O acesso ao supercomputador é feito via rede. “Isso comprova que hoje seria impraticável fazer pesquisa sem uma rede de alta velocidade”, afirma Pedro Soares de Araújo, membro da comissão de informática do instituto. Araújo dá muito valor, também, ao acesso a publicações pela rede. “Quando era um pesquisador iniciante, na década de 60, constituía uma obrigação religiosa ir à biblioteca duas vezes por semana, para ler o Current Contents, a publicação científica mais importante da época”, ele lembra. “Recebíamos primeiro os títulos dos artigos. Depois, ficávamos esperando ansiosamente, durante dois ou três meses, para ler o material.”

Troca interminável
A implantação das novas tecnologias não foi feita sem algumas dificuldades. Um exemplo foi a compra do roteador, equipamento usado para controlar o fluxo de dados. O instituto adquiriu nos Estados Unidos um roteador de última geração. Não havia nada semelhante no Brasil. Nem técnicos para configurá-lo. “Fomos obrigados a recorrer ao fornecedor”, lembra Araújo. “Foi uma interminável troca de e-mails. Mas conseguimos configurar o equipamento.”

Um roteador bem ajustado é algo básico para o bom funcionamento de uma rede como a do instituto. Esse equipamento segmenta o tráfego, para que ele flua mais rapidamente. Numa comparação com o trânsito numa avenida, mantém os veículos que vão virar à esquerda na faixa da esquerda e os que vão para a direita na faixa da direita. Sem ele, os congestionamentos seriam enormes e complicados. Assim, oroteador mantém o tráfego administrativo separado do acadêmico. Há ainda uma via especial para as pesquisas dos alunos.

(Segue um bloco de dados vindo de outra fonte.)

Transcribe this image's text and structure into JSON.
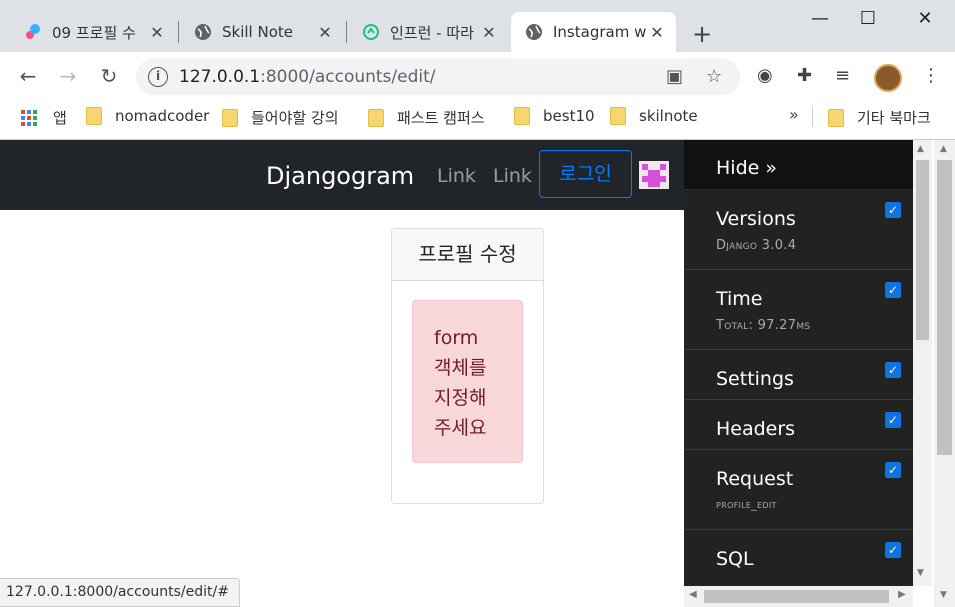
{
  "tabs": [
    {
      "title": "09 프로필 수",
      "icon": "colorful-logo-icon",
      "active": false
    },
    {
      "title": "Skill Note",
      "icon": "globe-icon",
      "active": false
    },
    {
      "title": "인프런 - 따라",
      "icon": "inflearn-icon",
      "active": false
    },
    {
      "title": "Instagram w",
      "icon": "globe-icon",
      "active": true
    }
  ],
  "address_bar": {
    "host": "127.0.0.1",
    "rest": ":8000/accounts/edit/"
  },
  "bookmarks": {
    "apps_label": "앱",
    "items": [
      "nomadcoder",
      "들어야할 강의",
      "패스트 캠퍼스",
      "best10",
      "skilnote"
    ],
    "more": "»",
    "other": "기타 북마크"
  },
  "navbar": {
    "brand": "Djangogram",
    "links": [
      "Link",
      "Link"
    ],
    "login": "로그인"
  },
  "card": {
    "header": "프로필 수정",
    "alert_lines": [
      "form",
      "객체를",
      "지정해",
      "주세요"
    ]
  },
  "debug_toolbar": {
    "hide": "Hide »",
    "panels": [
      {
        "title": "Versions",
        "sub": "Django 3.0.4",
        "checked": true
      },
      {
        "title": "Time",
        "sub": "Total: 97.27ms",
        "checked": true
      },
      {
        "title": "Settings",
        "sub": "",
        "checked": true
      },
      {
        "title": "Headers",
        "sub": "",
        "checked": true
      },
      {
        "title": "Request",
        "sub": "profile_edit",
        "checked": true
      },
      {
        "title": "SQL",
        "sub": "",
        "checked": true
      }
    ]
  },
  "status_url": "127.0.0.1:8000/accounts/edit/#"
}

O uso, hoje, atinge apenas 15% da capacidade do roteador. Mas provavelmente essa proporção não vai manter-se por muito tempo. “O tráfego cresce de semana para semana”, declara Araújo. Ele afirma que o instituto faz previsões para seis meses. Mas nunca se registrou um semestre sem que as projeções fossem ultrapassadas. “Passamos do nada a uma das maiores redes do Estado de São Paulo sem que a maioria percebesse”, afirma.